Of course, most of the same old routine is a female main character and the two guys fighting for her love. If there’s a love triangle, there’s about an 80% chance it’s a heterosexual love triangle. But what does that say about queer love triangles? Do romances among the same gender not have as much drama or intrigue? Of course not. Love is love; it’s just not always talked about. Unfortunately, many queer love triangles and even poly stories are written specifically for a heterosexual audience, and tend to focus more on the sexual aspects of the relationship. This erotic fetishization often contributes to some of the stigma surrounding queer and poly relationships, especially when written and consumed by straight writers and readers. Even when they aren’t sexualized, love triangles in a queer romance can feel like a breath of fresh air and relief, even if they fall into the same pitfalls as straight love triangles. But with every new queer love story that comes out, we get closer and closer to holding all tropes within them to the same high standards.

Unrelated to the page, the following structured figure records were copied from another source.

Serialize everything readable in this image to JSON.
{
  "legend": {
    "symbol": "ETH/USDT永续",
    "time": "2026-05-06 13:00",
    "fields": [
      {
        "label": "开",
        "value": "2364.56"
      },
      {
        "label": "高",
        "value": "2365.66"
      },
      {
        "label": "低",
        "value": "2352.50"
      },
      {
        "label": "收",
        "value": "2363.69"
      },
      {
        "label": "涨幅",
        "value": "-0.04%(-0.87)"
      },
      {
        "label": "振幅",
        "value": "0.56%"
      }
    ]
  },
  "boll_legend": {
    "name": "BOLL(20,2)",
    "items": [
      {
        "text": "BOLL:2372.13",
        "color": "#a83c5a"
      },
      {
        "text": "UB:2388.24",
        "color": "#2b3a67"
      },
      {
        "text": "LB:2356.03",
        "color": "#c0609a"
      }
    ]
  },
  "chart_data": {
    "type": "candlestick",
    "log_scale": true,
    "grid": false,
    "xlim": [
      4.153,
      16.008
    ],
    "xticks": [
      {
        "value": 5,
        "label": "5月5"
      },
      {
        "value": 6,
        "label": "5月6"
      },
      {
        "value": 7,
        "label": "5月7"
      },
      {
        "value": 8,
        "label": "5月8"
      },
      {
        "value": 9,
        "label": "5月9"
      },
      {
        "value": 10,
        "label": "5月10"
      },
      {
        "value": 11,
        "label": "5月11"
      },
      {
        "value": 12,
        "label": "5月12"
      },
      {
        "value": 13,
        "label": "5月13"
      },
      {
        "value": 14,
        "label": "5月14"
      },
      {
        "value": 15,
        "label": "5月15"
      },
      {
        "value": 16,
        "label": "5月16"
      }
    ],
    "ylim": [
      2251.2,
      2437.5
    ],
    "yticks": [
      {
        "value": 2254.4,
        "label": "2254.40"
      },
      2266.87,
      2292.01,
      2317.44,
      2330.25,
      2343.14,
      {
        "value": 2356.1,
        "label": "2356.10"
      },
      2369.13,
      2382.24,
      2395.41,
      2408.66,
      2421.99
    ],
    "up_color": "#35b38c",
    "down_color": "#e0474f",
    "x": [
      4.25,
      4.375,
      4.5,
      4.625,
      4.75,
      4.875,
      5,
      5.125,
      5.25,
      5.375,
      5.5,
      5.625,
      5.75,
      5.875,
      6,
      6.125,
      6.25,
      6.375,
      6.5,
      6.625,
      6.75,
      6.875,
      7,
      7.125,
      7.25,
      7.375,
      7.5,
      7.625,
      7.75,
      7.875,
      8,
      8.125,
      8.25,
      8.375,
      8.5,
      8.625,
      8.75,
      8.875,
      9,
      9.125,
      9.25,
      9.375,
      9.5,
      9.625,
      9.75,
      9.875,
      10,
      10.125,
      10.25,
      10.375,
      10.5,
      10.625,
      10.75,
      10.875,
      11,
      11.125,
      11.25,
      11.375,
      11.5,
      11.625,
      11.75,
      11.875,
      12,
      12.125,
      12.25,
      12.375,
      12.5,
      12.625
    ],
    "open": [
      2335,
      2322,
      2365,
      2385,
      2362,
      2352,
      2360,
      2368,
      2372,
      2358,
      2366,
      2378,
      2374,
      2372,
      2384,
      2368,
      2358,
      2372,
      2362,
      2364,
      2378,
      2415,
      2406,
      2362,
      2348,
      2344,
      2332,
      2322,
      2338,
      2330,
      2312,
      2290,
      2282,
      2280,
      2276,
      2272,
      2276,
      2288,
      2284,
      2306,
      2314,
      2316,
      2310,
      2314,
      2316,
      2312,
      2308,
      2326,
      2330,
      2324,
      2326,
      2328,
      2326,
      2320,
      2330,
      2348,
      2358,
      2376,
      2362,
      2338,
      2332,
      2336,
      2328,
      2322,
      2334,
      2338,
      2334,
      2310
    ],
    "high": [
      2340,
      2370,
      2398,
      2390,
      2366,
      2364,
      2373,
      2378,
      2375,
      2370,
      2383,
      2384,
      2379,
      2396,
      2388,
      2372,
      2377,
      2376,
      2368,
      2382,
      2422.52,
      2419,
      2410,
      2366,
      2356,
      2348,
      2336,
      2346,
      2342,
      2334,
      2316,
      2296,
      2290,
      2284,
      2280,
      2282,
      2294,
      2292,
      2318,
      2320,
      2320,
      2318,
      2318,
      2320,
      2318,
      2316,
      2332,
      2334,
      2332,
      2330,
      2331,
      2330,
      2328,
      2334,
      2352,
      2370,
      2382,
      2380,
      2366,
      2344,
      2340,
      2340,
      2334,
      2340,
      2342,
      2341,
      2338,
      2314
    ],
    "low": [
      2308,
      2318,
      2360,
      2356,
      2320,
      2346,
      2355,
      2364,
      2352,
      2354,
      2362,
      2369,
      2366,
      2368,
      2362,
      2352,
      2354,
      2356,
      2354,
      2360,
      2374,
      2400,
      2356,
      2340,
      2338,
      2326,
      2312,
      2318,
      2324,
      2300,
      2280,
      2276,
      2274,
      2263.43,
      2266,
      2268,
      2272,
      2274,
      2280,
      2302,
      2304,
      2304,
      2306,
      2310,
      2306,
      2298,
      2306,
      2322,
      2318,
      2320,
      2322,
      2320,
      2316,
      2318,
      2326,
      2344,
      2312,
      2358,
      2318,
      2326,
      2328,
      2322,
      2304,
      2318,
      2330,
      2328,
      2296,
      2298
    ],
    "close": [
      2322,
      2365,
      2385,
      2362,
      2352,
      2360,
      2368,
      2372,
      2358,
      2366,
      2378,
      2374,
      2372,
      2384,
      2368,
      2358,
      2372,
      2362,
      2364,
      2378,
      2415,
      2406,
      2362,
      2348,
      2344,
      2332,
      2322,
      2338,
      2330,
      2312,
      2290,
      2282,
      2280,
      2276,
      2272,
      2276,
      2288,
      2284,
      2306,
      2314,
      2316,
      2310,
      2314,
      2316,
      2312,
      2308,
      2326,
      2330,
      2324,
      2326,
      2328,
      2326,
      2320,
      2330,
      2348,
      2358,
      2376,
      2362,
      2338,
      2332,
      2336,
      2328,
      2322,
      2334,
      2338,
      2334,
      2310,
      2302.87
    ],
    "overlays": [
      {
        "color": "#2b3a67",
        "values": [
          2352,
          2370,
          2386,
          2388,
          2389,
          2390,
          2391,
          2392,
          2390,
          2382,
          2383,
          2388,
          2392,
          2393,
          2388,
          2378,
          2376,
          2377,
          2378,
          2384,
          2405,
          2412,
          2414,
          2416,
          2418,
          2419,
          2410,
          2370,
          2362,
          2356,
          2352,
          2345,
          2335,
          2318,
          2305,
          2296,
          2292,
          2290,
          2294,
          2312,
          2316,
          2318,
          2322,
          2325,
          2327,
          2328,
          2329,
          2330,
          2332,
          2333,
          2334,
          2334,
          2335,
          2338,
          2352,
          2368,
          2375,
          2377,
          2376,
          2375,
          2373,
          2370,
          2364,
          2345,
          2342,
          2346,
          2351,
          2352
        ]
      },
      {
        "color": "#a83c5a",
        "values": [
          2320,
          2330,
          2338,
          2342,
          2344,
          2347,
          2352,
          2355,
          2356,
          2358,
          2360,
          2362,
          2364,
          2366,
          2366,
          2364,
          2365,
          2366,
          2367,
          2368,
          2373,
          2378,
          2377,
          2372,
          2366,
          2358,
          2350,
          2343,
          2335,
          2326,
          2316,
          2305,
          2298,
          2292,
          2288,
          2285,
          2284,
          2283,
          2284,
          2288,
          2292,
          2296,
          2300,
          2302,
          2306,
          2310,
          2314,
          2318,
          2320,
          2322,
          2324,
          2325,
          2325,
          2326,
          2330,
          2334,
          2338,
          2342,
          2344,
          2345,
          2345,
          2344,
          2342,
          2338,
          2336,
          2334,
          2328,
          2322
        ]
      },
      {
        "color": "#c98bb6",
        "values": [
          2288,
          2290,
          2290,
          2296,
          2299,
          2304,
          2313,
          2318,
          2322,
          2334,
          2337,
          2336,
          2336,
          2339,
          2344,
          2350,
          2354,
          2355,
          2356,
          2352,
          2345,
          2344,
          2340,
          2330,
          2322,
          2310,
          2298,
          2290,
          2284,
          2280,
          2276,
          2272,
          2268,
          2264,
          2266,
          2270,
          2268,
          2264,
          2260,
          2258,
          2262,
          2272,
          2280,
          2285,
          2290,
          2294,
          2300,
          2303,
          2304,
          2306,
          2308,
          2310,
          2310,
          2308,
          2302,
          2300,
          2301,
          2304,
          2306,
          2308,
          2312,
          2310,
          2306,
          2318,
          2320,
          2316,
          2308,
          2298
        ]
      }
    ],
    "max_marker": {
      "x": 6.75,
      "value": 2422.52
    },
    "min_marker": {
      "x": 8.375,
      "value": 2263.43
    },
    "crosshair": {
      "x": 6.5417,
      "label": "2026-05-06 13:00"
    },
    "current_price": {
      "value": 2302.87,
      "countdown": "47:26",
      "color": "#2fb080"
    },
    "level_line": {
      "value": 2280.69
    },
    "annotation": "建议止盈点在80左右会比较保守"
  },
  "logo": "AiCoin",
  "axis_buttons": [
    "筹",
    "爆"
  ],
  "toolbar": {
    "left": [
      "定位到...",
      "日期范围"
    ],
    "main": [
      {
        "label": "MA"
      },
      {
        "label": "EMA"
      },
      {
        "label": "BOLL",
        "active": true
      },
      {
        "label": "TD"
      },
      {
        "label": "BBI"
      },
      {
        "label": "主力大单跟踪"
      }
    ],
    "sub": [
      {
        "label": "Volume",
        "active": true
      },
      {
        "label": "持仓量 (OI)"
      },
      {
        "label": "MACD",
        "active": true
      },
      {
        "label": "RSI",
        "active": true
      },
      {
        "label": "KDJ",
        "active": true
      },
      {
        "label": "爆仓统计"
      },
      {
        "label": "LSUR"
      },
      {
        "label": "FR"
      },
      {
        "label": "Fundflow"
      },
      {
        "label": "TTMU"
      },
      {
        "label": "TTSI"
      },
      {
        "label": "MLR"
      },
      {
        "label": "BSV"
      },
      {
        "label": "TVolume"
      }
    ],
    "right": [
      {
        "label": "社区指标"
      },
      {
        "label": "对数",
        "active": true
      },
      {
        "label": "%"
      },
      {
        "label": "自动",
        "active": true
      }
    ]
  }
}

Tired of Triangles? Take Poly for a Spin this Festive Season


There’s more than one way to write a poly relationship, and not every poly relationship only features three partners. In fact, your poly characters and stories can be as sprawling and complex as you’d like. If you’re looking for a way to break out of the love triangle/square/circle routine and bring a little festive poly cheer this season, here are some types of poly relationships you can include in your own works.


The Separate Slash(es)

In many poly stories, all of the partners in a relationship have some connection to each other, but this does not have to be the case. With open communication and trust, it’s possible for one person to have relationships with other people who don’t have any interactions with each other. In these stories, character A has relationships with characters B and C (and D, and E, etc.). However, characters B and C don’t interact much, if ever, in the story. Character A might, for example, spend Christmas with character B and their family, but then go spend New Years with character C and their family.


The Slash and Ampersand

Partners who are in a poly relationship aren’t always in a romantic relationship with everyone else involved. Take, for example, character A, who is a bisexual female. She may be dating character B, a heterosexual male, and character C, a homosexual female. While characters B and C are unlikely to form a romantic relationship themselves, they can still have a strong platonic relationship, perhaps because of their shared romantic partner. In this situation, character B might join character A in a visit to character C’s family to celebrate Hanukkah. While they aren’t romantically involved, B and C are partners in a poly relationship and still have a strong bond.


The Triple (quadruple, quintuple, etc.) Slashes

While there are many non-interaction and platonic partnerships in a poly romance, there are also poly relationships that include a romantic connection between all partners involved. In these relationships, everyone is dating/married to everyone else. For larger poly numbers, there can also be a mix of romantic and platonic relationships as well. In a story with this kind of relationship, characters A, B, C, and D may all live together in one house. When it comes time to decorate for the holidays, there are a lot of shenanigans that can occur with trying to accommodate everyone’s unique festive decorative vision.


No matter what poly shape or relationship conglomerate your characters have, it’s important to remember that the key to a poly relationship, like any other relationship, is open and honest communication. There’s a difference between having a poly relationship in a story and having a healthy poly relationship in a story. For instance, every member in a poly relationship needs to know they’re in a poly relationship. If at any point a character is hiding their dating life from one of their partners, that doesn’t build trust and isn’t a healthy starting point for a poly relationship to bloom.